Pre-Cinema



The cinema's prehistory is frequently narrated though the enumeration of various technologies whose invention slowly but surely led to moving pictures. Indeed, the capacity to produce and project moving pictures did depend on notable inventions such as photography, flexible roll film, intermittent mechanisms for projectors, and forms of artificial illumination such as lime-light and electric light. However, it is important to keep in mind that the cinema itself was rarely, if ever, the goal of the scientists, experimenters, entertainers, and photographers who developed the optical toys and screen entertainment that ultimately made moving pictures mechanically feasible. They had other objectives in mind—such as proving a scientific hypothesis about human vision and locomotion or expanding on the aesthetic and commercial possibilities of painting and photography. Moreover, the history of cinema must take into account certain social, cultural, and political changes during the eighteenth and nineteenth centuries, which enabled the success of commercialized leisure, such as magic lantern shows, panoramas, and, ultimately, the cinema.

During the Enlightenment in eighteenth-century Europe, experimentation in optics and physics led to the development of the scientific and mechanical principles on which many forms of nineteenth-century visual culture are based. In turn, the French and American Revolutions and the decreasing importance of the church and monarchy in everyday life created new opportunities to develop secular culture, democracy, and the bourgeois and middle classes. The spread of popular education in the latter half of the nineteenth century, particularly in the United States, fostered literacy and intellectual curiosity among the working and middle classes, creating a market for dime novels, comic books, and philosophical toys, which were devices meant to demonstrate a scientific principle while providing amusement, such as the thaumatrope and the phenakistoscope. The rise of industrial capitalism in the nineteenth century caused a massive shift in populations from the country to urban centers in Europe, England, and the United States, creating a market for cheap, urban forms of mass entertainment for office and factory workers who sought respite from their daily toils and who had a modicum of leisure time and disposable income available for leisure activities. Moreover, industrialization demanded technological innovations—such as the railway, steamship, telegraph, telephone, and electric power—to help accelerate the efficient production and circulation of natural resources, finished products, and workers to and through urban centers. Such inventions cannot be separated from the technologies used in new urban forms of entertainment.
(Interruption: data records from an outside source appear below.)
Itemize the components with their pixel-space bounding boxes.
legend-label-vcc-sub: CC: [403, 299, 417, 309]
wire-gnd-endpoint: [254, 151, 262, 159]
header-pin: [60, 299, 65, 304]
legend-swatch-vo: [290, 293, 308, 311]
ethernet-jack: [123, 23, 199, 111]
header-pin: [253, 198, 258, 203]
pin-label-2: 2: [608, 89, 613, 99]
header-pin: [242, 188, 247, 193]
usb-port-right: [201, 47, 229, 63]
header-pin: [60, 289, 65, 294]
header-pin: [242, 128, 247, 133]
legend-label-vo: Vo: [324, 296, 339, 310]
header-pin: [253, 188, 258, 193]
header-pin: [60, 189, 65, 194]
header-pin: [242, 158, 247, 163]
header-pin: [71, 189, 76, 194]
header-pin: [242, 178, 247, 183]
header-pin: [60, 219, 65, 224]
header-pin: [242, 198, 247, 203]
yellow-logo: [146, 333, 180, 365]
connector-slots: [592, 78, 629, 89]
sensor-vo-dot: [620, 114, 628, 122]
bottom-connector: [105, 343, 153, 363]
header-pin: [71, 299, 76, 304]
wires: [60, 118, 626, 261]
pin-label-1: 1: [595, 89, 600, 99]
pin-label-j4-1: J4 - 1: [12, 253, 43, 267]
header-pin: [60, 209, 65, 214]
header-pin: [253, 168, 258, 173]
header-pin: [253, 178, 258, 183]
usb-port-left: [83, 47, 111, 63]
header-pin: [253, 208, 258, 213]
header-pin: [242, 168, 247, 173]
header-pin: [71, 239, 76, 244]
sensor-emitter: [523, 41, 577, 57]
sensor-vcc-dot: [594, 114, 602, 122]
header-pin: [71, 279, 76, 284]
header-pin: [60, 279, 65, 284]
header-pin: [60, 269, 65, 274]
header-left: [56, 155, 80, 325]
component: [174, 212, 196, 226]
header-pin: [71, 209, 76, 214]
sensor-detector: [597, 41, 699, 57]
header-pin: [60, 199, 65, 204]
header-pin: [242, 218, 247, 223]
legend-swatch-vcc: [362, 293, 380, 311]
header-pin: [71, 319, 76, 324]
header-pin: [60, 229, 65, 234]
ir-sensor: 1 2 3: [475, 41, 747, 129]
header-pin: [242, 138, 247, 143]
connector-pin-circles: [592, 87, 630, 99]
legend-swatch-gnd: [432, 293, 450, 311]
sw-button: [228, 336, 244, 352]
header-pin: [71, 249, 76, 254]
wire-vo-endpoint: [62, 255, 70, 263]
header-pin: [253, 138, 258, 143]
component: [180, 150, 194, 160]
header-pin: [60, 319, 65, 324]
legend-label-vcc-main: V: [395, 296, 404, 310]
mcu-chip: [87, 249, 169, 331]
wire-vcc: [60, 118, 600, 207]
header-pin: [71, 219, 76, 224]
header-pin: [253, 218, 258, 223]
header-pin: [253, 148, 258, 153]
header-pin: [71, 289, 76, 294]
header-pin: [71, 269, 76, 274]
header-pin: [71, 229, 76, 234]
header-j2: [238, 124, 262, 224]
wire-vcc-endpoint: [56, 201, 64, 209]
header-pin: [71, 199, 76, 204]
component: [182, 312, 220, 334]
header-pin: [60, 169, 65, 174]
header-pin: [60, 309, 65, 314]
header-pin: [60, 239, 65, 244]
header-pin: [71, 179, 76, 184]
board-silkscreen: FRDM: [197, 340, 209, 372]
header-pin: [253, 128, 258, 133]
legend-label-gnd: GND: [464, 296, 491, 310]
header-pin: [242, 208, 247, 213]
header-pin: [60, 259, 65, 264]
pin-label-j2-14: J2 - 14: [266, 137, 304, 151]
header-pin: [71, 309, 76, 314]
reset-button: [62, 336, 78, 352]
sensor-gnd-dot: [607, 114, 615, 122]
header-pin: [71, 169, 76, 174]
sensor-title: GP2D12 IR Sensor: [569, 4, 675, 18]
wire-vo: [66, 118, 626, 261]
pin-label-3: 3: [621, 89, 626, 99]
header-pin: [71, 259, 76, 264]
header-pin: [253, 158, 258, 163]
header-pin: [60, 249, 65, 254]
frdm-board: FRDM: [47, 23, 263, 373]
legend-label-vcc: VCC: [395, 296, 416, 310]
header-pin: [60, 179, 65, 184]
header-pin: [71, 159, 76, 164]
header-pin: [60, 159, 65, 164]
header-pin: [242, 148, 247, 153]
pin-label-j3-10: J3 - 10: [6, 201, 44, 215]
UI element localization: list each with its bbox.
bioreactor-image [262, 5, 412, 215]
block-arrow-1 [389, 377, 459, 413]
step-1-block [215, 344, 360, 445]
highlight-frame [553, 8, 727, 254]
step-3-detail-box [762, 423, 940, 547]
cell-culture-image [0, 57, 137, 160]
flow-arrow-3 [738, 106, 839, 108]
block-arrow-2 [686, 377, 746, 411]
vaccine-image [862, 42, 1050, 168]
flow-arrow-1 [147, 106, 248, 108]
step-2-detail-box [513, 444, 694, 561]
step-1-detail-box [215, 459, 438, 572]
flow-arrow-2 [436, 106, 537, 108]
For example, Thomas Edison (1847–1931) first conceived of the phonograph as an aide to office workers, while transportation technologies were very quickly converted to the purposes of leisure: not only did the streetcar shuttle thousands to amusement parks, it also provided the technological basis for the roller coaster. These changes led to an explosion in urban commercial entertainment. The history of the various forms of visual culture and entertainment that preceded the cinema developed from this broader social, political, and economic context, which might broadly be identified as "technological modernity."